Know, that if after this you actually do seek God’s leading in your life, know that God’s leading won’t always be about you, and if you do listen to him, he won’t always tell you what you want to hear. But you can trust in this, and we’ll close here, but God’s leading is always toward love and faithfulness. God’s leading is always toward love and faithfulness.
I’m looking at v.11: “All the paths of the LORD are steadfast love and faithfulness, for those who keep his covenant and his testimonies.” As you consider your paths forward, as you try to discern the leading of the Lord in your life and try to hear from him, whenever you are in doubt that you are on the wrong road, know that the Lord is always going to lead you toward steadfast love and faithfulness.

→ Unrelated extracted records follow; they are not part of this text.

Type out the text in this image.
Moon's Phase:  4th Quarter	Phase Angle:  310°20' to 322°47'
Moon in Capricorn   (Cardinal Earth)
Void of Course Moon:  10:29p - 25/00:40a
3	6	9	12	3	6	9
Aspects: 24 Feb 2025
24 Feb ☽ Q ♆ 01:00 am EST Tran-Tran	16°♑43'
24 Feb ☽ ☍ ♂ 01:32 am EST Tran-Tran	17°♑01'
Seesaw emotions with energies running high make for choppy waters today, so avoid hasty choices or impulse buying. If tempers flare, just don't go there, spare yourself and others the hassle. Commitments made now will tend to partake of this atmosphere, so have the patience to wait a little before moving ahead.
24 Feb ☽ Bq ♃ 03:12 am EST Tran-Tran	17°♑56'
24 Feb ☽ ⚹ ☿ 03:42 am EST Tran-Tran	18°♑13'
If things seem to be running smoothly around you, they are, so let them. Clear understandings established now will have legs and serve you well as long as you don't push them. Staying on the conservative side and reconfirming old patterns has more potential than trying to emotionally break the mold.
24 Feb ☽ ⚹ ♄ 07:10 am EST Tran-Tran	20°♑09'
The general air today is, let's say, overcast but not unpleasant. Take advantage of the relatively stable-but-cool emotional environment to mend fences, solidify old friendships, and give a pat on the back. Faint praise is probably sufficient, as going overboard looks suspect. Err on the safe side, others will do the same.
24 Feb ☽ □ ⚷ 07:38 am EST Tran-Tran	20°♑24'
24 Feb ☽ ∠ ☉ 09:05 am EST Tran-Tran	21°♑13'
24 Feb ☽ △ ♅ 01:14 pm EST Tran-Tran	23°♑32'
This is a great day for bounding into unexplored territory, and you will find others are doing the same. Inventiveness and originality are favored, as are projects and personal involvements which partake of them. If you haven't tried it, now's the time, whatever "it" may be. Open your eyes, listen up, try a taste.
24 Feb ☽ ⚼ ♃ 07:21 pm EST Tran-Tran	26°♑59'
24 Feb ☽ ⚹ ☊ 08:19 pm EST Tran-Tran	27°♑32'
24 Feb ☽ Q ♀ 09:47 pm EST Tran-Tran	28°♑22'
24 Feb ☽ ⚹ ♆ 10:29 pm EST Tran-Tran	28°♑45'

If you’re unsure of the leading of the Lord in any given situation, default to steadfast love and faithfulness. All of God’s paths are that way. If you are trying to walk in his way, this is at the core of what it means to follow him. Steadfast love and faithfulness—God’s steadfast love and faithfulness to each of us, enabling each of us, in our fumbling, stumbling way, to steadfastly and faithfully love the people around us.
God’s not going to lead you to act in a way he does not act. God will not lead you to live in a way he did not live. He’s not going to lead you to work in a way he does not work, and all of his paths are steadfast love and faithfulness. Every last one of them, from the first step until the last. Your family, your friends, your neighbors, your coworkers, steadfast love and faithfulness.
My prayer and my invitation for you today is for you to seek the leading of God in your life, knowing that he will lead you down roads that aren’t for you to live a life that’s not about you, knowing that he will pour you our in steadfast love and faithfulness to the people in your life. And the whole time, whether you are able to admit it or not, that Lord will do great things.